Sans tapage, ni cynisme

Ses étranges chansons tristes, où les images religieuses abondent (la prière Marie, inspirée par la barmaid Marie Morin) et où les sourires sont quasi candides (par exemple Alice, qui est dans la vraie vie une petite chatte), elles ne feront pas partie de son spectacle avant un bout de temps. «Je les laisse faire leur chemin toutes seules. Ce disque-là, c'est une petite chaloupe, qui se promène entre des gros paquebots, les disques de Mes Aïeux, les Cowboys et compagnie. Ce sont des chansons qui se situent où je me situe aujourd'hui, sans tapage, sans cynisme... J'ai pas essayé de jouer au jeune, tu comprends, précise le chanteur de 62 ans. As-tu vu le spectacle de Leonard Cohen cet été? C'est un spectacle qui garde le cap, mais un cap qui n'est pas en l'air, au-dessus de nous, c'est plutôt un cap au loin... Ça m'a remonté le moral.»
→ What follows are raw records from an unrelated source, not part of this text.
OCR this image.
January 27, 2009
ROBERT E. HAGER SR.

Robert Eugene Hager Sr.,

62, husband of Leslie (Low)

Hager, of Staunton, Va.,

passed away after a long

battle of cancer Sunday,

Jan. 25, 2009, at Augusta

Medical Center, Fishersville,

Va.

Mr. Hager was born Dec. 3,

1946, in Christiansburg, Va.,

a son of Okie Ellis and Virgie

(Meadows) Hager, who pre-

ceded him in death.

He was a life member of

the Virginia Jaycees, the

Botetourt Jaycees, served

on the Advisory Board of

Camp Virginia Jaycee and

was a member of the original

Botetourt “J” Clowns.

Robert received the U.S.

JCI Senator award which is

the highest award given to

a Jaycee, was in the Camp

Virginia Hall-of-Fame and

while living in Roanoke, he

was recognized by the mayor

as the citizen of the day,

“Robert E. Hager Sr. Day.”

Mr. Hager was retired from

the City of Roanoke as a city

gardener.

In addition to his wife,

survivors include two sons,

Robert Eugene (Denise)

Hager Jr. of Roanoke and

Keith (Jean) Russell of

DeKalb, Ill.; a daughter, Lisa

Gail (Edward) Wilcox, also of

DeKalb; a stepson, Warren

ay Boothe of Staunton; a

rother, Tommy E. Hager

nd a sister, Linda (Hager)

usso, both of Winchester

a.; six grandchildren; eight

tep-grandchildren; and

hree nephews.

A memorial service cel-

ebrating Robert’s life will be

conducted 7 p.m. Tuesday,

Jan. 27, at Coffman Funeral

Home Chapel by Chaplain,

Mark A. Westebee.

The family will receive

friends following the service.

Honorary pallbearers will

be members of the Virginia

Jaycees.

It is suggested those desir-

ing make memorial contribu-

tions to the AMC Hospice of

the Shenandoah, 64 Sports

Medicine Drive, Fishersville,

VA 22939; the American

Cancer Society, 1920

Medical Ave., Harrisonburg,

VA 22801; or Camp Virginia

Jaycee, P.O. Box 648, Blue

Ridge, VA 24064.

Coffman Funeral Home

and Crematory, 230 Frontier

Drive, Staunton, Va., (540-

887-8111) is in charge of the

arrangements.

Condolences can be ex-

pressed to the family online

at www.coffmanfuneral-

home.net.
Le moral avait besoin d'être remonté. Au cours des dernières années, Plume a dû faire le deuil de bien des excès, santé oblige. En compagnie du pianiste-guitariste Concho Gravel et du bassiste El Globo Labelle (tous trois forment le groupe Oméga 3...), la conception de Plumonymes a aussi aidé Latraverse: il s'est occupé de tout, y compris la réalisation et le mixage de l'album, et même la rédaction du communiqué de presse! Un album qui s'est enregistré en une semaine, mais dont le mixage a pris pas mal plus de temps, parce que Plume voulait «trouver le grain de chaque chanson, jouer avec les nuances et les couleurs pour éviter le monotone». Ça donne D'août temps d'été, une «chanson humidificatrice» et Bulles de printemps, «qui a un côté jambe de bois» ...

Ça donne aussi l'idée que Plume est également un peintre, capable de chansons picturales réunies sur un «album paysagé-couleurs» (dixit la pochette). Et justement, à l'endos de Plumonymes, on voit un Plume d'il y a longtemps: «C'est une photo prise en 1968 à Percé, dans le temps que j'étais peintre d'affiches de restaurant (rires). Sur la photo, j'ai remplacé l'affiche de la pizzeria - j'avais écrit Pizza, zizi, zappa, etc. - par la liste des chansons.» Et sur le disque, Plume en a profité pour remplacer le décapant par le dérangeant...

La tournée Hors saisons de Plume Latraverse se poursuit jeudi à Joliette, puis les 7 et 8 novembre à Québec.